Dr. Blerta Prevalla Etemi
Rochester Institute of Technology, Prishtina, Republic of Kosovo
Keynote Title: “Medical Imaging and Diagnosing, Drug Discovery and Development using AI/ML”
Abstract: This presentation will provide an extensive overview of the transformative role of Artificial Intelligence (AI) and Machine Learning (ML) in medical imaging, diagnosing, drug discovery, and personalized medicine.
With the exponential growth of healthcare data and the emergence of advanced computational algorithms, AI/ML technologies have revolutionized various facets of the healthcare industry. In medical imaging, AI/ML models enhance diagnostic accuracy, automate image interpretation, and facilitate early disease detection across modalities such as MRI, CT scans, and X-rays.
Furthermore, AI/ML algorithms analyze clinical data, patient records, and genomic information to assist healthcare professionals in making precise diagnoses, predicting disease progression, and recommending personalized treatment plans.
In drug discovery and development, AI/ML platforms accelerate target identification, lead optimization, and drug repurposing efforts, thereby reducing development costs and mitigating risks associated with traditional approaches. Additionally, this abstract delves into how AI and ML revolutionize the process of developing new drugs, overcoming challenges, and unlocking new frontiers in personalized medicine. Through the integration of big data analytics, bioinformatics, and predictive modeling, AI/ML technologies enable the identification of novel therapeutic candidates tailored to individual patient profiles, ushering in a new era of precision medicine. This abstract highlight the transformative impact of AI/ML in improving patient care, advancing medical research, and driving innovation across the healthcare landscape.

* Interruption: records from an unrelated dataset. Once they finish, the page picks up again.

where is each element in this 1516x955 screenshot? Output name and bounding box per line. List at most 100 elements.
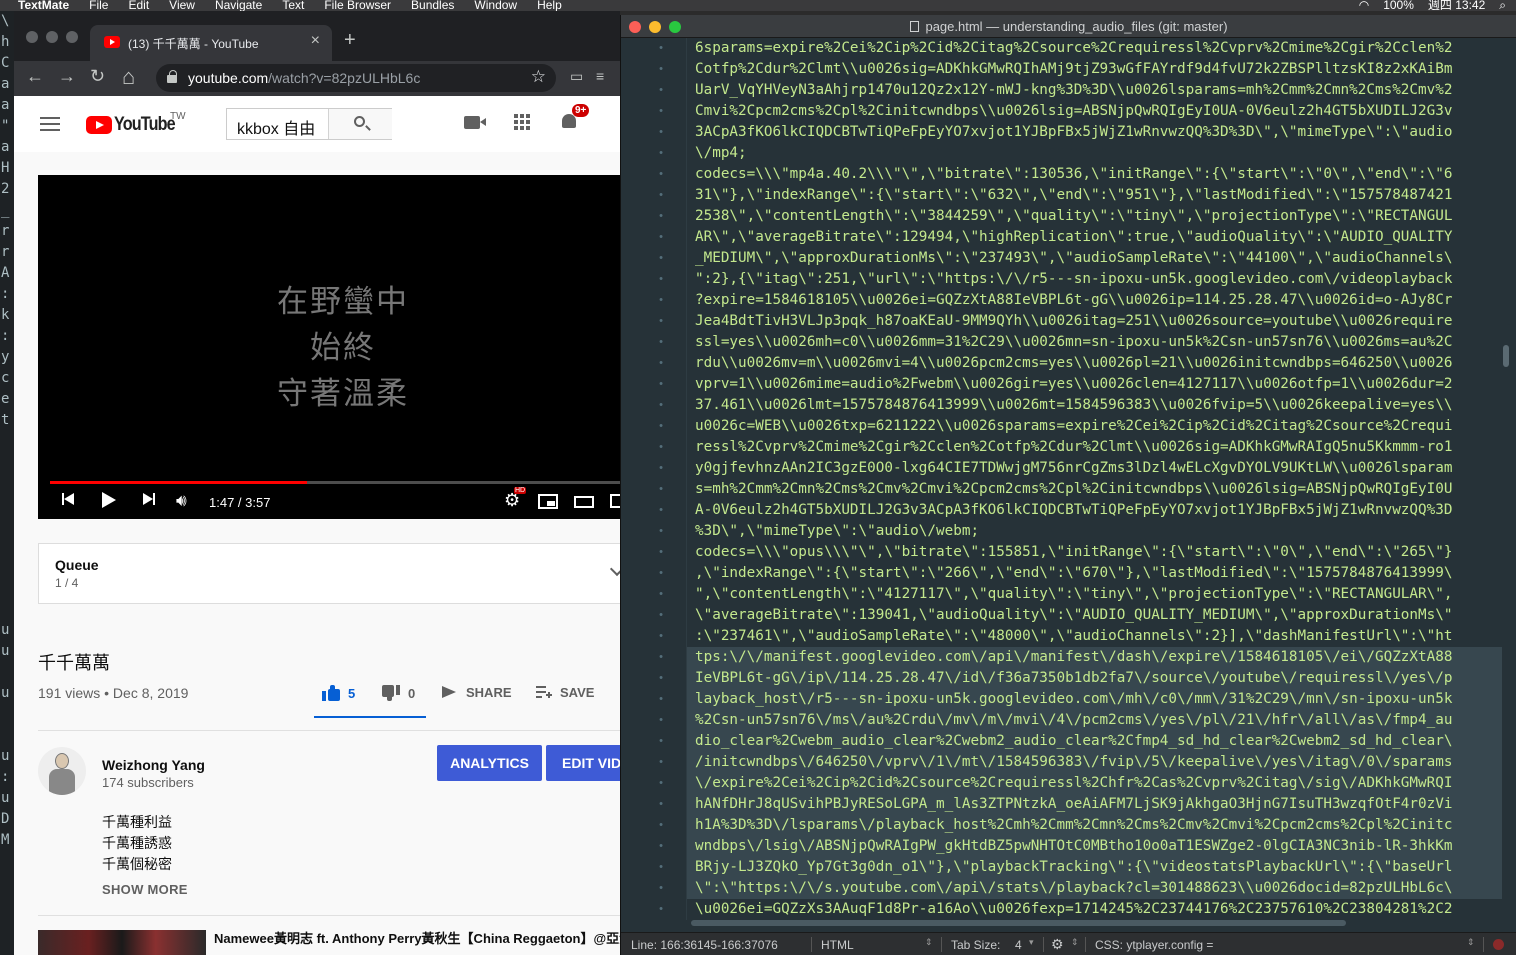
code-line[interactable]: \/expire%2Cei%2Cip%2Cid%2Csource%2Crequi… — [687, 773, 1502, 794]
code-line[interactable]: 37.461\\u0026lmt=1575784876413999\\u0026… — [687, 395, 1502, 416]
bookmark-star-icon[interactable]: ☆ — [531, 67, 546, 87]
code-line[interactable]: :\"237461\",\"audioSampleRate\":\"48000\… — [687, 626, 1502, 647]
settings-gear-icon[interactable]: ⚙ HD — [504, 487, 527, 511]
notifications-bell-icon[interactable]: 9+ — [560, 104, 590, 132]
code-line[interactable]: s=mh%2Cmm%2Cmn%2Cms%2Cmv%2Cmvi%2Cpcm2cms… — [687, 479, 1502, 500]
channel-name[interactable]: Weizhong Yang — [102, 757, 205, 773]
edit-video-button[interactable]: EDIT VIDEO — [546, 745, 620, 781]
code-editor[interactable]: 6sparams=expire%2Cei%2Cip%2Cid%2Citag%2C… — [687, 38, 1502, 920]
code-line[interactable]: \/mp4; — [687, 143, 1502, 164]
fullscreen-icon[interactable] — [610, 494, 620, 508]
search-button[interactable] — [328, 109, 392, 139]
chevron-down-icon[interactable] — [609, 561, 620, 577]
tab-close-icon[interactable]: × — [311, 32, 320, 50]
forward-button[interactable]: → — [58, 66, 76, 87]
tm-close-button[interactable] — [629, 21, 641, 33]
code-line[interactable]: u0026c=WEB\\u0026txp=6211222\\u0026spara… — [687, 416, 1502, 437]
background-terminal[interactable]: \ h Ca a " a H 2 _ r r A: k: y c e t u u u u: u D M — [0, 11, 14, 955]
scope-selector[interactable]: CSS: ytplayer.config = — [1095, 938, 1213, 952]
theater-mode-icon[interactable] — [574, 496, 594, 508]
analytics-button[interactable]: ANALYTICS — [437, 745, 542, 781]
code-line[interactable]: ",\"contentLength\":\"4127117\",\"qualit… — [687, 584, 1502, 605]
menu-file-browser[interactable]: File Browser — [324, 0, 391, 11]
miniplayer-icon[interactable] — [538, 494, 558, 509]
wifi-icon[interactable]: ◠ — [1359, 0, 1369, 11]
code-line[interactable]: \u0026ei=GQZzXs3AAuqF1d8Pr-a16Ao\\u0026f… — [687, 899, 1502, 920]
lock-icon[interactable] — [167, 70, 177, 83]
cursor-position[interactable]: Line: 166:36145-166:37076 — [631, 938, 778, 952]
code-line[interactable]: ":2},{\"itag\":251,\"url\":\"https:\/\/r… — [687, 269, 1502, 290]
tm-zoom-button[interactable] — [669, 21, 681, 33]
code-line[interactable]: A-0V6eulz2h4GT5bXUDILJ2G3v3ACpA3fKO6lkCI… — [687, 500, 1502, 521]
line-gutter[interactable]: • • • • • • • • • • • • • • • • • • • • • • • • • • • • • • • • • • • • • • • •… — [621, 38, 687, 920]
browser-tab-youtube[interactable]: (13) 千千萬萬 - YouTube × — [90, 25, 332, 61]
tab-size-chevron-icon[interactable]: ▾ — [1029, 937, 1034, 948]
code-line[interactable]: y0gjfevhnzAAn2IC3gzE0O0-lxg64CIE7TDWwjgM… — [687, 458, 1502, 479]
play-icon[interactable] — [102, 492, 116, 508]
progress-bar[interactable] — [50, 481, 620, 484]
menu-window[interactable]: Window — [474, 0, 517, 11]
window-zoom-button[interactable] — [66, 31, 78, 43]
macro-record-icon[interactable] — [1493, 939, 1504, 950]
code-line[interactable]: ressl%2Cvprv%2Cmime%2Cgir%2Cclen%2Cotfp%… — [687, 437, 1502, 458]
video-player[interactable]: 在野蠻中 始終 守著溫柔 🔊︎ 1:47 / 3:57 ⚙ HD — [38, 175, 620, 519]
horizontal-scrollbar[interactable] — [687, 919, 1502, 927]
gear-icon[interactable]: ⚙ — [1051, 936, 1064, 953]
search-input[interactable]: kkbox 自由 — [237, 115, 315, 139]
menu-edit[interactable]: Edit — [128, 0, 149, 11]
menu-help[interactable]: Help — [537, 0, 562, 11]
home-button[interactable]: ⌂ — [122, 64, 135, 90]
reload-button[interactable]: ↻ — [90, 66, 105, 87]
menu-file[interactable]: File — [89, 0, 108, 11]
tm-minimize-button[interactable] — [649, 21, 661, 33]
code-line[interactable]: _MEDIUM\",\"approxDurationMs\":\"237493\… — [687, 248, 1502, 269]
code-line[interactable]: dio_clear%2Cwebm_audio_clear%2Cwebm2_aud… — [687, 731, 1502, 752]
code-line[interactable]: codecs=\\\"opus\\\"\",\"bitrate\":155851… — [687, 542, 1502, 563]
code-line[interactable]: vprv=1\\u0026mime=audio%2Fwebm\\u0026gir… — [687, 374, 1502, 395]
menu-navigate[interactable]: Navigate — [215, 0, 262, 11]
volume-icon[interactable]: 🔊︎ — [176, 491, 187, 511]
spotlight-icon[interactable]: ⌕ — [1499, 0, 1506, 11]
code-line[interactable]: Cmvi%2Cpcm2cms%2Cpl%2Cinitcwndbps\\u0026… — [687, 101, 1502, 122]
code-line[interactable]: tps:\/\/manifest.googlevideo.com\/api\/m… — [687, 647, 1502, 668]
code-line[interactable]: /initcwndbps\/646250\/vprv\/1\/mt\/15845… — [687, 752, 1502, 773]
code-line[interactable]: 6sparams=expire%2Cei%2Cip%2Cid%2Citag%2C… — [687, 38, 1502, 59]
code-line[interactable]: rdu\\u0026mv=m\\u0026mvi=4\\u0026pcm2cms… — [687, 353, 1502, 374]
queue-panel[interactable]: Queue 1 / 4 — [38, 543, 620, 604]
code-line[interactable]: 2538\",\"contentLength\":\"3844259\",\"q… — [687, 206, 1502, 227]
hamburger-menu-icon[interactable] — [40, 117, 60, 131]
dislike-button[interactable]: 0 — [382, 685, 415, 701]
code-line[interactable]: h1A%3D%3D\/lsparams\/playback_host%2Cmh%… — [687, 815, 1502, 836]
code-line[interactable]: IeVBPL6t-gG\/ip\/114.25.28.47\/id\/f36a7… — [687, 668, 1502, 689]
tab-size-value[interactable]: 4 — [1015, 938, 1022, 952]
code-line[interactable]: \"averageBitrate\":139041,\"audioQuality… — [687, 605, 1502, 626]
code-line[interactable]: ?expire=1584618105\\u0026ei=GQZzXtA88IeV… — [687, 290, 1502, 311]
channel-avatar[interactable] — [38, 747, 86, 795]
code-line[interactable]: wndbps\/lsig\/ABSNjpQwRAIgPW_gkHtdBZ5pwN… — [687, 836, 1502, 857]
menu-bundles[interactable]: Bundles — [411, 0, 454, 11]
code-line[interactable]: %3D\",\"mimeType\":\"audio\/webm; — [687, 521, 1502, 542]
back-button[interactable]: ← — [26, 66, 44, 87]
battery-percent[interactable]: 100% — [1383, 0, 1414, 11]
like-button[interactable]: 5 — [322, 685, 355, 701]
syntax-selector[interactable]: HTML — [821, 938, 854, 952]
code-line[interactable]: hANfDHrJ8qUSvihPBJyRESoLGPA_m_lAs3ZTPNtz… — [687, 794, 1502, 815]
app-menu-textmate[interactable]: TextMate — [18, 0, 69, 11]
previous-icon[interactable] — [62, 493, 74, 505]
code-line[interactable]: AR\",\"averageBitrate\":129494,\"highRep… — [687, 227, 1502, 248]
code-line[interactable]: 3ACpA3fKO6lkCIQDCBTwTiQPeFpEyYO7xvjot1YJ… — [687, 122, 1502, 143]
scope-stepper-icon[interactable]: ⇕ — [1467, 937, 1475, 948]
code-line[interactable]: layback_host\/r5---sn-ipoxu-un5k.googlev… — [687, 689, 1502, 710]
window-close-button[interactable] — [26, 31, 38, 43]
related-video-thumbnail[interactable] — [38, 930, 206, 955]
menubar-clock[interactable]: 週四 13:42 — [1428, 0, 1485, 11]
code-line[interactable]: %2Csn-un57sn76\/ms\/au%2Crdu\/mv\/m\/mvi… — [687, 710, 1502, 731]
apps-grid-icon[interactable] — [514, 114, 530, 130]
code-line[interactable]: ,\"indexRange\":{\"start\":\"266\",\"end… — [687, 563, 1502, 584]
code-line[interactable]: codecs=\\\"mp4a.40.2\\\"\",\"bitrate\":1… — [687, 164, 1502, 185]
gear-stepper-icon[interactable]: ⇕ — [1071, 937, 1079, 948]
media-queue-icon[interactable]: ≡ — [596, 68, 604, 84]
share-button[interactable]: SHARE — [442, 685, 512, 700]
related-video-title[interactable]: Namewee黃明志 ft. Anthony Perry黃秋生【China Re… — [214, 930, 620, 947]
vertical-scrollbar[interactable] — [1503, 345, 1509, 367]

Biodata: Dr. Blerta Prevalla Etemi is an Assistant Professor in the Department of Computing and Information Technologies at Rochester Institute of Technology, Kosovo. She holds a Ph.D. in Computer Education and Instructional Technology from Near East University in Cyprus and a master’s degree in software engineering from Southeast European University. She has experience spanning fields of software development and problem-solving, machine learning, artificial intelligence, computational and intelligent systems, and has many published research papers on the field. With the academic rank of Assistant Professor, her career has been characterized by a passion for continuous learning and a dedication to fostering creativity and teamwork. She currently serves as an IT Consultant at Salience Consulting, contributing to the Balkan Digital Highway project for the World Bank, focusing on enhancing high-speed broadband access. Dr. Prevalla Etemi also plays a crucial role in the National Broadband Competence Office at the Ministry of Information Society and Administration, actively participating in initiatives aimed at improving broadband services. In the past, she provided IT consultancy services to the World Bank, assisting with technical specifications for software related to the Bureau for Development of Education. With over 16 years of experience, Dr. Prevalla Etemi has been a professor at Computer Science Faculties, specializing in teaching modules related to Software Engineering, Programming, and Databases. Additionally, she has held positions as a Dean and Vice Dean, where she played pivotal roles in academic planning, quality assurance, and leadership. Throughout her career, she has consistently demonstrated a strong commitment to education, innovation, and the advancement of information technology. She has earned numerous certificates through various projects, served as a keynote speaker at prestigious conferences, and acted as co-president of an international conference. Over more than a decade, she has been actively engaged in accreditation processes and has taken on roles as a coordinator and mentor for both bachelor’s and master’s students. Her significant contributions include numerous published papers in her field of study.